La vuelta espiritual de Mariano Ballester con su obra en exposición antológica en el Museo de Alcantarilla es un acontecimiento memorable; un reconocimiento y una resurrección de la memoria y el ánimo, del afecto de la ciudad a su insigne hijo. Ha sido un gran esfuerzo reunir más de medio centenar de obras importantes del pintor que también fue grabador, escultor y ceramista; un gran trabajo de la Concejalía de Cultura ayudada por el comisario artístico Joaquín Cantón y la inmensa aportación de Antonio Ballester Les Ventes, hijo del artista.

De Mariano Ballester se ha escrito mucho, se sabe de él; le conocimos intensamente, sabemos de su ternura a las claras al mirar su pintura, de su recelo imaginario y su falsa apariencia de seriedad; hemos vivido su humor y apreciado su ironía y esa alegría inmutable que desprenden sus cuadros.

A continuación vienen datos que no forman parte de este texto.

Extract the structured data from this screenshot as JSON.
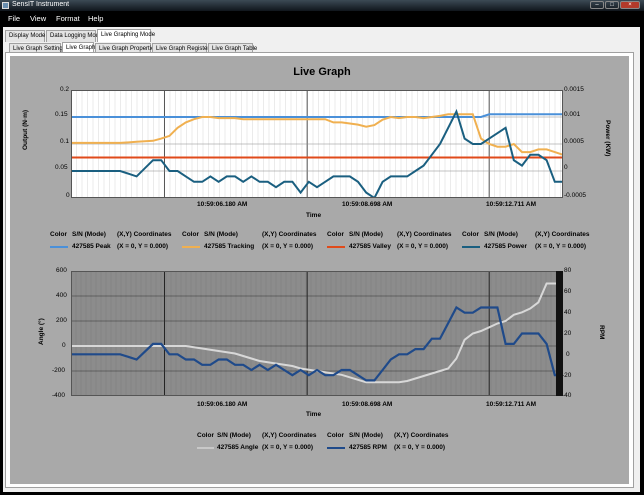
{
  "window": {
    "title": "SensIT Instrument"
  },
  "menu": [
    "File",
    "View",
    "Format",
    "Help"
  ],
  "mode_tabs": [
    "Display Mode",
    "Data Logging Mode",
    "Live Graphing Mode"
  ],
  "sub_tabs": [
    "Live Graph Settings",
    "Live Graph",
    "Live Graph Properties",
    "Live Graph Registers",
    "Live Graph Table"
  ],
  "top_chart": {
    "title": "Live Graph",
    "ylabel_left": "Output (N·m)",
    "ylabel_right": "Power (KW)",
    "xlabel": "Time",
    "y_ticks": [
      "0.2",
      "0.15",
      "0.1",
      "0.05",
      "0"
    ],
    "y2_ticks": [
      "0.0015",
      "0.001",
      "0.0005",
      "0",
      "-0.0005"
    ],
    "x_ticks": [
      "10:59:06.180 AM",
      "10:59:08.698 AM",
      "10:59:12.711 AM"
    ]
  },
  "bottom_chart": {
    "ylabel_left": "Angle (°)",
    "ylabel_right": "RPM",
    "xlabel": "Time",
    "y_ticks": [
      "600",
      "400",
      "200",
      "0",
      "-200",
      "-400"
    ],
    "y2_ticks": [
      "80",
      "60",
      "40",
      "20",
      "0",
      "-20",
      "-40"
    ],
    "x_ticks": [
      "10:59:06.180 AM",
      "10:59:08.698 AM",
      "10:59:12.711 AM"
    ]
  },
  "legend_headers": {
    "color": "Color",
    "sn": "S/N (Mode)",
    "xy": "(X,Y) Coordinates"
  },
  "top_legend": [
    {
      "sn": "427585 Peak",
      "xy": "(X = 0, Y = 0.000)",
      "color": "#4a90d9"
    },
    {
      "sn": "427585 Tracking",
      "xy": "(X = 0, Y = 0.000)",
      "color": "#f0b050"
    },
    {
      "sn": "427585 Valley",
      "xy": "(X = 0, Y = 0.000)",
      "color": "#e04a1a"
    },
    {
      "sn": "427585 Power",
      "xy": "(X = 0, Y = 0.000)",
      "color": "#1a5f80"
    }
  ],
  "bottom_legend": [
    {
      "sn": "427585 Angle",
      "xy": "(X = 0, Y = 0.000)",
      "color": "#d8d8d8"
    },
    {
      "sn": "427585 RPM",
      "xy": "(X = 0, Y = 0.000)",
      "color": "#1f4a8a"
    }
  ],
  "chart_data": [
    {
      "type": "line",
      "title": "Live Graph",
      "xlabel": "Time",
      "ylabel": "Output (N·m)",
      "y2label": "Power (KW)",
      "ylim": [
        0,
        0.2
      ],
      "y2lim": [
        -0.0005,
        0.0015
      ],
      "x": [
        0,
        2,
        4,
        6,
        8,
        10,
        11,
        12,
        13,
        14,
        15,
        16,
        17,
        18,
        19,
        20,
        21,
        22,
        23,
        24,
        25,
        26,
        27,
        28,
        29,
        30,
        31,
        32,
        33,
        34,
        35,
        36,
        37,
        38,
        39,
        40,
        41,
        42,
        43,
        44,
        45,
        46,
        47,
        48,
        49,
        50,
        51,
        52,
        53,
        54,
        55,
        56,
        57,
        58,
        59,
        60
      ],
      "series": [
        {
          "name": "427585 Peak",
          "axis": "left",
          "values": [
            0.15,
            0.15,
            0.15,
            0.15,
            0.15,
            0.15,
            0.15,
            0.15,
            0.15,
            0.15,
            0.15,
            0.15,
            0.15,
            0.15,
            0.15,
            0.15,
            0.15,
            0.15,
            0.15,
            0.15,
            0.15,
            0.15,
            0.15,
            0.15,
            0.15,
            0.15,
            0.15,
            0.15,
            0.15,
            0.15,
            0.15,
            0.15,
            0.15,
            0.15,
            0.15,
            0.15,
            0.15,
            0.15,
            0.15,
            0.15,
            0.15,
            0.15,
            0.15,
            0.15,
            0.15,
            0.15,
            0.155,
            0.155,
            0.155,
            0.155,
            0.155,
            0.155,
            0.155,
            0.155,
            0.155,
            0.155
          ]
        },
        {
          "name": "427585 Tracking",
          "axis": "left",
          "values": [
            0.102,
            0.102,
            0.102,
            0.102,
            0.104,
            0.106,
            0.11,
            0.115,
            0.13,
            0.14,
            0.146,
            0.15,
            0.15,
            0.148,
            0.148,
            0.148,
            0.146,
            0.146,
            0.146,
            0.146,
            0.146,
            0.146,
            0.146,
            0.146,
            0.146,
            0.146,
            0.146,
            0.14,
            0.14,
            0.138,
            0.136,
            0.132,
            0.135,
            0.145,
            0.15,
            0.148,
            0.15,
            0.15,
            0.148,
            0.15,
            0.152,
            0.155,
            0.155,
            0.155,
            0.155,
            0.11,
            0.1,
            0.095,
            0.095,
            0.1,
            0.085,
            0.085,
            0.09,
            0.09,
            0.085,
            0.08
          ]
        },
        {
          "name": "427585 Valley",
          "axis": "left",
          "values": [
            0.075,
            0.075,
            0.075,
            0.075,
            0.075,
            0.075,
            0.075,
            0.075,
            0.075,
            0.075,
            0.075,
            0.075,
            0.075,
            0.075,
            0.075,
            0.075,
            0.075,
            0.075,
            0.075,
            0.075,
            0.075,
            0.075,
            0.075,
            0.075,
            0.075,
            0.075,
            0.075,
            0.075,
            0.075,
            0.075,
            0.075,
            0.075,
            0.075,
            0.075,
            0.075,
            0.075,
            0.075,
            0.075,
            0.075,
            0.075,
            0.075,
            0.075,
            0.075,
            0.075,
            0.075,
            0.075,
            0.075,
            0.075,
            0.075,
            0.075,
            0.075,
            0.075,
            0.075,
            0.075,
            0.075,
            0.075
          ]
        },
        {
          "name": "427585 Power",
          "axis": "right",
          "values": [
            0.0,
            0.0,
            0.0,
            0.0,
            -0.0001,
            0.0002,
            0.0002,
            0.0,
            0.0,
            -0.0001,
            -0.0002,
            -0.0002,
            -0.0001,
            -0.0002,
            -0.0001,
            -0.0001,
            -0.0002,
            -0.0001,
            -0.0002,
            -0.0002,
            -0.0003,
            -0.0002,
            -0.0002,
            -0.0004,
            -0.0002,
            -0.0003,
            -0.0002,
            -0.0001,
            -0.0001,
            -0.0001,
            -0.0002,
            -0.0004,
            -0.0005,
            -0.0002,
            -0.0001,
            -0.0001,
            -0.0001,
            0.0,
            0.0001,
            0.0003,
            0.0005,
            0.0008,
            0.0011,
            0.0006,
            0.0005,
            0.0005,
            0.0006,
            0.0007,
            0.0008,
            0.0002,
            0.0001,
            0.0003,
            0.0003,
            0.0002,
            -0.0002,
            -0.0002
          ]
        }
      ]
    },
    {
      "type": "line",
      "xlabel": "Time",
      "ylabel": "Angle (°)",
      "y2label": "RPM",
      "ylim": [
        -400,
        600
      ],
      "y2lim": [
        -40,
        80
      ],
      "x": [
        0,
        2,
        4,
        6,
        8,
        10,
        11,
        12,
        13,
        14,
        15,
        16,
        17,
        18,
        19,
        20,
        21,
        22,
        23,
        24,
        25,
        26,
        27,
        28,
        29,
        30,
        31,
        32,
        33,
        34,
        35,
        36,
        37,
        38,
        39,
        40,
        41,
        42,
        43,
        44,
        45,
        46,
        47,
        48,
        49,
        50,
        51,
        52,
        53,
        54,
        55,
        56,
        57,
        58,
        59,
        60
      ],
      "series": [
        {
          "name": "427585 Angle",
          "axis": "left",
          "values": [
            0,
            0,
            0,
            0,
            0,
            0,
            0,
            0,
            0,
            0,
            -10,
            -20,
            -30,
            -40,
            -50,
            -60,
            -80,
            -100,
            -120,
            -130,
            -140,
            -150,
            -160,
            -180,
            -190,
            -200,
            -210,
            -220,
            -230,
            -250,
            -270,
            -290,
            -290,
            -290,
            -290,
            -290,
            -280,
            -260,
            -240,
            -220,
            -200,
            -180,
            -100,
            50,
            100,
            120,
            150,
            180,
            200,
            250,
            270,
            300,
            350,
            500,
            500,
            500
          ]
        },
        {
          "name": "427585 RPM",
          "axis": "right",
          "values": [
            0,
            0,
            0,
            0,
            -5,
            10,
            10,
            0,
            0,
            -5,
            -5,
            -10,
            -10,
            -5,
            -5,
            -10,
            -10,
            -15,
            -10,
            -15,
            -10,
            -15,
            -20,
            -15,
            -20,
            -15,
            -20,
            -20,
            -15,
            -15,
            -20,
            -25,
            -25,
            -15,
            -5,
            0,
            0,
            5,
            5,
            15,
            15,
            30,
            45,
            40,
            40,
            45,
            45,
            45,
            10,
            10,
            20,
            20,
            20,
            10,
            -20,
            -20
          ]
        }
      ]
    }
  ]
}
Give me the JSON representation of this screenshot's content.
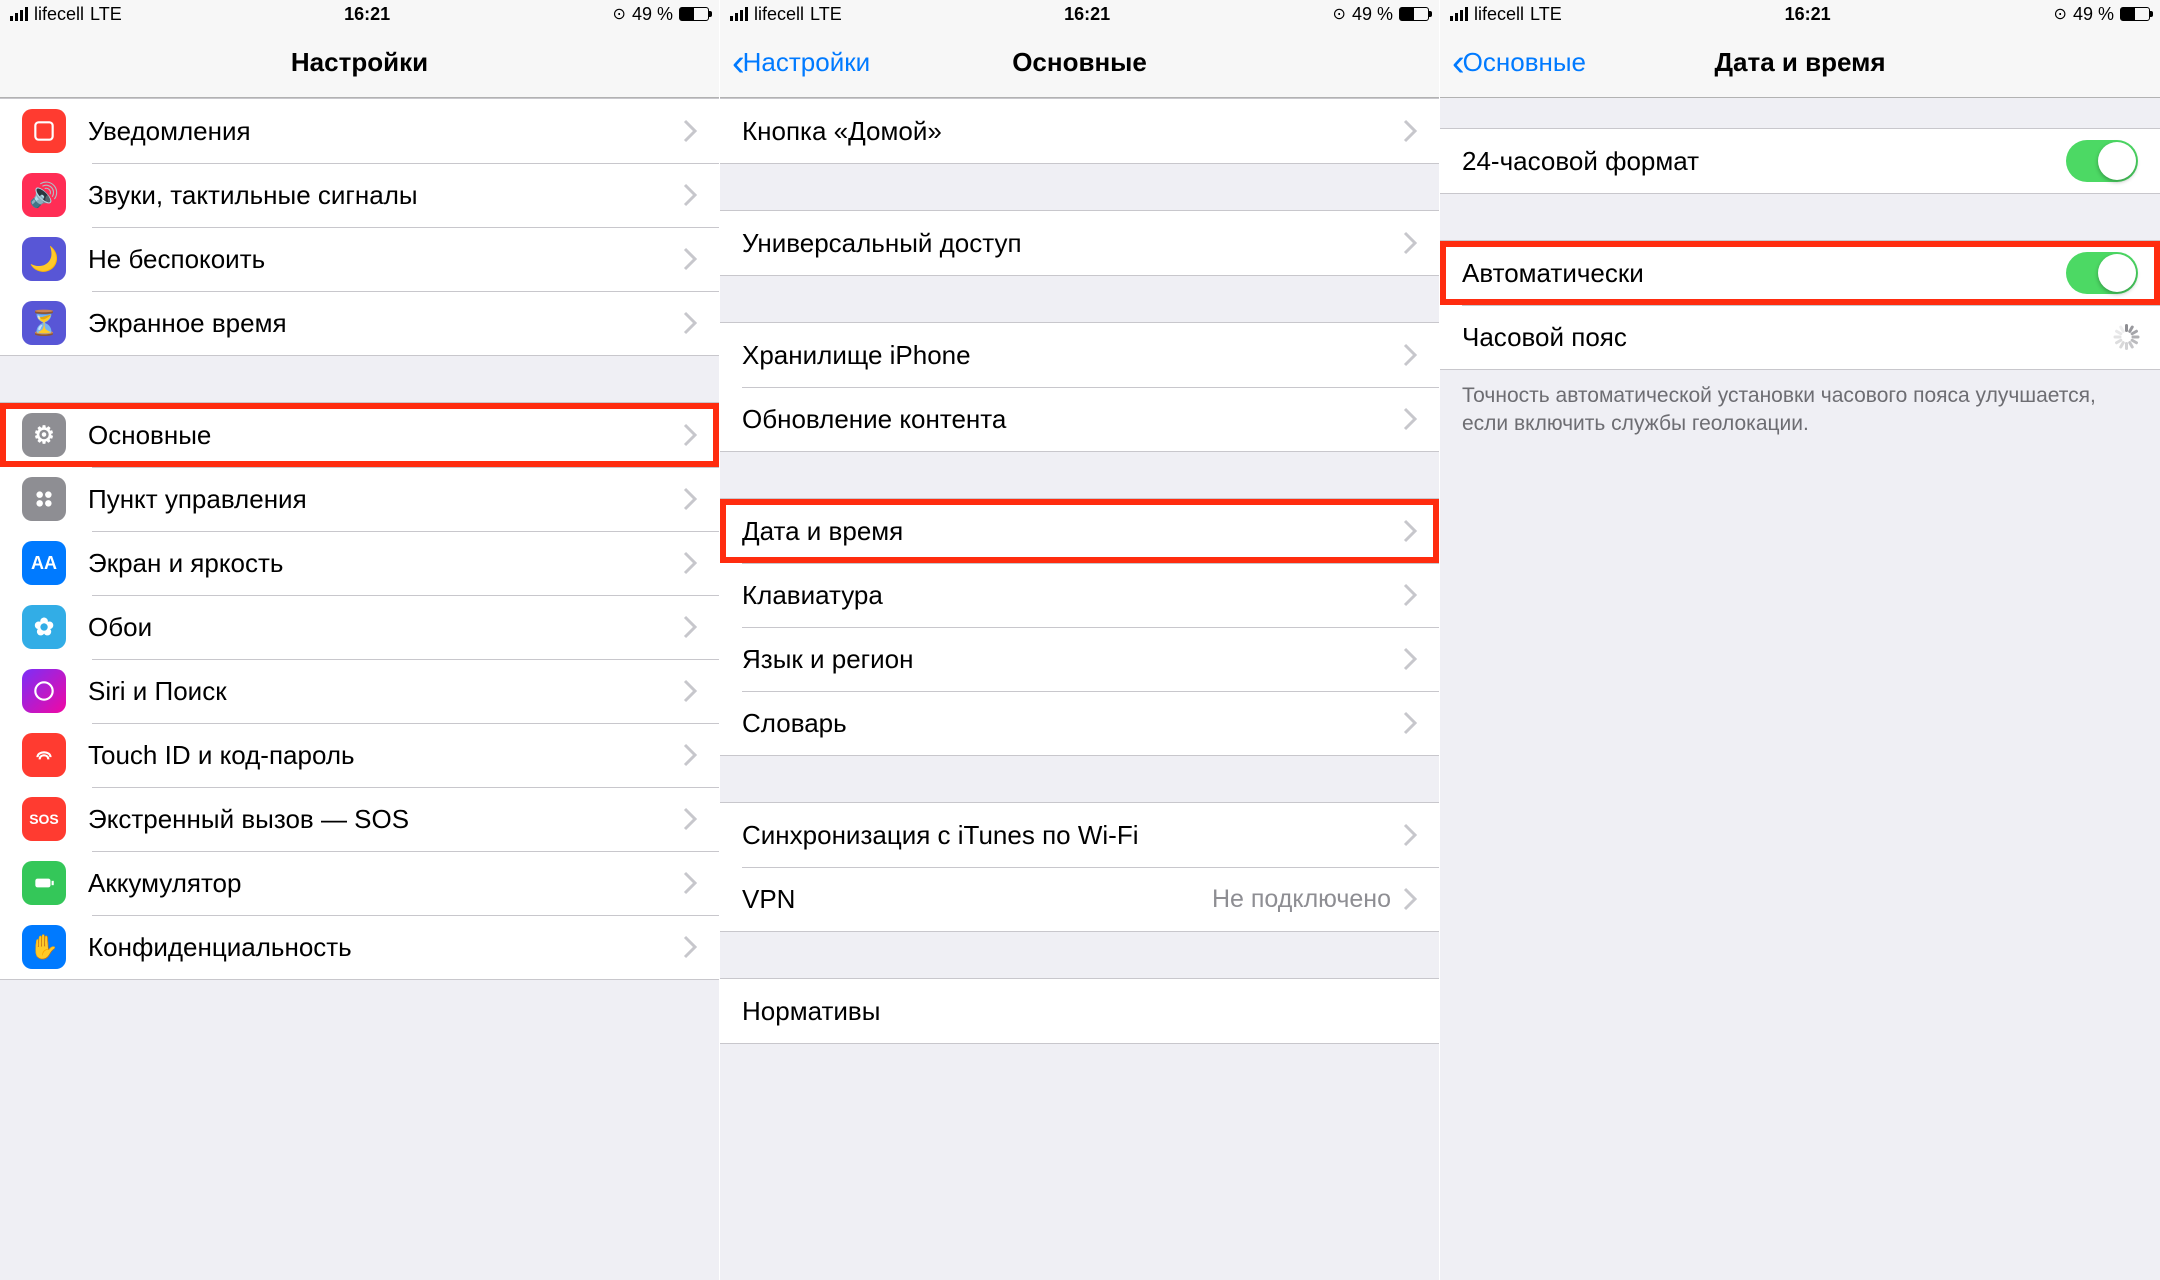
{
  "status": {
    "carrier": "lifecell",
    "network": "LTE",
    "time": "16:21",
    "battery_pct": "49 %"
  },
  "screen1": {
    "title": "Настройки",
    "items": [
      {
        "label": "Уведомления"
      },
      {
        "label": "Звуки, тактильные сигналы"
      },
      {
        "label": "Не беспокоить"
      },
      {
        "label": "Экранное время"
      },
      {
        "label": "Основные",
        "highlight": true
      },
      {
        "label": "Пункт управления"
      },
      {
        "label": "Экран и яркость"
      },
      {
        "label": "Обои"
      },
      {
        "label": "Siri и Поиск"
      },
      {
        "label": "Touch ID и код-пароль"
      },
      {
        "label": "Экстренный вызов — SOS"
      },
      {
        "label": "Аккумулятор"
      },
      {
        "label": "Конфиденциальность"
      }
    ]
  },
  "screen2": {
    "back": "Настройки",
    "title": "Основные",
    "group_a": [
      {
        "label": "Кнопка «Домой»"
      }
    ],
    "group_b": [
      {
        "label": "Универсальный доступ"
      }
    ],
    "group_c": [
      {
        "label": "Хранилище iPhone"
      },
      {
        "label": "Обновление контента"
      }
    ],
    "group_d": [
      {
        "label": "Дата и время",
        "highlight": true
      },
      {
        "label": "Клавиатура"
      },
      {
        "label": "Язык и регион"
      },
      {
        "label": "Словарь"
      }
    ],
    "group_e": [
      {
        "label": "Синхронизация с iTunes по Wi-Fi"
      },
      {
        "label": "VPN",
        "value": "Не подключено"
      }
    ],
    "group_f": [
      {
        "label": "Нормативы"
      }
    ]
  },
  "screen3": {
    "back": "Основные",
    "title": "Дата и время",
    "row_24h": "24-часовой формат",
    "row_auto": "Автоматически",
    "row_tz": "Часовой пояс",
    "note": "Точность автоматической установки часового пояса улучшается, если включить службы геолокации."
  }
}
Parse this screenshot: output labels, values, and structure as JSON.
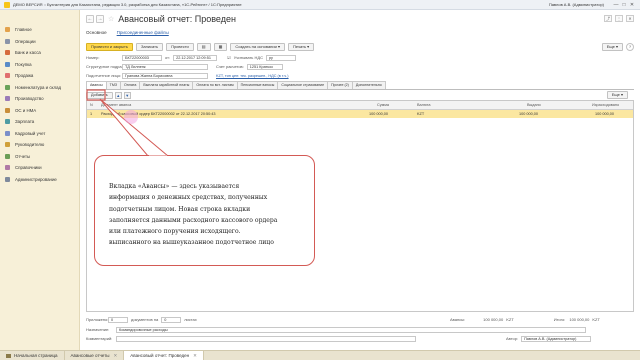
{
  "window": {
    "title": "ДЕМО ВЕРСИЯ :: Бухгалтерия для Казахстана, редакция 3.0, разработка для Казахстана, «1С-Рейтинг» / 1С:Предприятие",
    "user": "Павлов А.В. (Администратор)",
    "controls": [
      "—",
      "□",
      "✕"
    ]
  },
  "sidebar": {
    "items": [
      {
        "label": "Главное",
        "color": "#e3a24c"
      },
      {
        "label": "Операции",
        "color": "#8a94a8"
      },
      {
        "label": "Банк и касса",
        "color": "#d66b3d"
      },
      {
        "label": "Покупка",
        "color": "#5a8bc7"
      },
      {
        "label": "Продажа",
        "color": "#e06f6f"
      },
      {
        "label": "Номенклатура и склад",
        "color": "#6aa35a"
      },
      {
        "label": "Производство",
        "color": "#9b7bb8"
      },
      {
        "label": "ОС и НМА",
        "color": "#c98e3a"
      },
      {
        "label": "Зарплата",
        "color": "#4f9ca3"
      },
      {
        "label": "Кадровый учет",
        "color": "#7b8fc9"
      },
      {
        "label": "Руководителю",
        "color": "#d0a03a"
      },
      {
        "label": "Отчеты",
        "color": "#6b9e57"
      },
      {
        "label": "Справочники",
        "color": "#b07aa6"
      },
      {
        "label": "Администрирование",
        "color": "#7f8a9c"
      }
    ]
  },
  "header": {
    "back": "←",
    "forward": "→",
    "star": "☆",
    "title": "Авансовый отчет: Проведен",
    "right_buttons": [
      "⤴",
      "⋮",
      "✕"
    ]
  },
  "tabs": {
    "main": "Основное",
    "attached": "Присоединенные файлы"
  },
  "toolbar": {
    "post_close": "Провести и закрыть",
    "save": "Записать",
    "post": "Провести",
    "icon1": "▤",
    "icon2": "▦",
    "create_based": "Создать на основании ▾",
    "print": "Печать ▾",
    "more": "Еще ▾",
    "help": "?"
  },
  "form": {
    "number_label": "Номер:",
    "number_value": "БКТ22000003",
    "date_label": "от:",
    "date_value": "22.12.2017 12:09:51",
    "nds_label": "Учитывать НДС",
    "currency_value": "ру",
    "unit_label": "Структурное подразд.:",
    "unit_value": "ТД Лилпенк",
    "account_label": "Счет расчетов:",
    "account_value": "1251 Краткос",
    "person_label": "Подотчетное лицо:",
    "person_value": "Грапова Жанна Борисовна",
    "price_type": "KZT, тип цен: тек. разрешен., НДС (в т.ч.)"
  },
  "doc_tabs": [
    "Авансы",
    "ТМЗ",
    "Оплата",
    "Выплата заработной платы",
    "Оплата по вст. листам",
    "Пенсионные взносы",
    "Социальное страхование",
    "Прочее (2)",
    "Дополнительно"
  ],
  "subbar": {
    "add": "Добавить",
    "up": "▲",
    "down": "▼",
    "more": "Еще ▾"
  },
  "grid": {
    "headers": {
      "num": "N",
      "doc": "Документ аванса",
      "sum": "Сумма",
      "currency": "Валюта",
      "issued": "Выдано",
      "spent": "Израсходовано"
    },
    "rows": [
      {
        "num": "1",
        "doc": "Расходный кассовый ордер БКТ22000002 от 22.12.2017 20:50:43",
        "sum": "100 000,00",
        "currency": "KZT",
        "issued": "100 000,00",
        "spent": "100 000,00"
      }
    ]
  },
  "callout": {
    "lines": [
      "Вкладка «Авансы» — здесь указывается",
      "информация о денежных средствах, полученных",
      "подотчетным лицом. Новая строка вкладки",
      "заполняется данными расходного кассового ордера",
      "или платежного поручения исходящего.",
      "выписанного на вышеуказанное подотчетное лицо"
    ],
    "color": "#d35a55"
  },
  "footer": {
    "attached_label": "Приложено:",
    "attached_value": "0",
    "docs_label": "документов на",
    "docs_value": "0",
    "pages_label": "листах",
    "advances_label": "Авансы:",
    "advances_value": "100 000,00",
    "advances_cur": "KZT",
    "total_label": "Итого:",
    "total_value": "100 000,00",
    "total_cur": "KZT",
    "purpose_label": "Назначение:",
    "purpose_value": "Командировочные расходы",
    "comment_label": "Комментарий:",
    "author_label": "Автор:",
    "author_value": "Павлов А.В. (Администратор)"
  },
  "taskbar": {
    "home": "Начальная страница",
    "tab1": "Авансовые отчеты",
    "tab2": "Авансовый отчет: Проведен",
    "close": "✕"
  }
}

Aquí los hay y de todas las épocas; el artista se ocupó de dejarnos, en publicaciones, los gráficos de papel milimetrado con las líneas que abarcan, en el tiempo, la cronología de sus distintas etapas. Es una guía impagable. Reconocemos en la muestra del Museo de la Huerta huellas de su Belle epòque (El coche amarillo); de la época de Puente Nuevo, que compartió con César Arias y Ceferino Moreno; descubrimos algún trabajo sobre los negros parisinos (Maternidad negra); los retratos de 'confetti' y la época de yesos blancos. Los cuadros del 71 a partir de la Embajada Artística Zero a Puerto Lumbreras (Vieja recogiendo carbón); después de la Beca March para pintar los áridos de Tabernas y Mojácar. El pintor experimentó sobre muchos materiales, en especial sobre el esmalte. Pero conocemos su etapa madrileña austera de la Escuela de San Fernando, cuando pintó las Tabaqueras del Rastro; y los grandes retratos: el de Monique, su mujer, premio Villacis. Toda su vida se rodeó de objetos y maravillas, de cerámicas, dirigió ese magnífico museo de la Huerta y entabló un afectivo diálogo con los niños, con sus meriendas y buñuelos; con los caramelos y los nazarenos coloraos o moraos de la Semana Santa murciana, a los que pintó con frecuencia exquisita. Mariano Ballester fue un pintor en permanente seducción de su público; nos encandilaban sus niñas de primera comunión, sus máscaras de orinal; aquel Churruca bizco; porque también hubo una etapa de miradas desviadas con todo encanto.

En la exposición también se cuelga una prueba -solo existen cinco- de La muerte del pájaro, una litografía en piedra que fue Premio Nacional de Grabado, en 1957, estampada en Francia en una piedra en la que, muchos años antes, había trabajado el mismísimo Toulouse Lautrec; en el taller de grabado de Monsieur Totín. Ante esta obra el pintor mantenía que uno de los tres niños era el culpable de la muerte del pajarillo y que la pena que manifiesta -al menos en el responsable- era ficticia; y en su buen humor nos invitaba a descubrir al autor del pajaricidio.

La vida que tuvimos la suerte de compartir con Mariano Ballester, con los Ballester, es irrepetible; todavía hoy en mis encuentros con Antonio aún nos salta alguna chispa bienhumorada de aquellos tiempos; una nostalgia agridulce que nos engrandece en el recuerdo; de los cuadros de 'gurullico' que decía mi padre y que nunca descubrimos a qué exactamente se refería. Los dos lo llevamos todo dentro. La algarabía del viejo caserón de la hoy plaza de Mariano Ballester; donde no cabía ya ni el fantasma ni los gatos que pasaban malas noches, de amor y maullidos; todo nos renace con frecuencia. La exposición de Ballester es una ocasión de oro para volver a sentir la enorme pintura de la que fue autor; en la pieza más simple, en la obesidad más golosa; en la sutileza de un lenguaje que le era propio; después de haber pintado como Cezànne, como Solana o como Picasso; después de haber nacido en Alcantarilla, en Murcia. Y habernos dejado huérfanos demasiado pronto; aunque seguimos su ejemplaridad.

MARIANO BALLESTER'Regreso al museo'MUSEO DE ALCANTARILLA O DE LA HUERTA.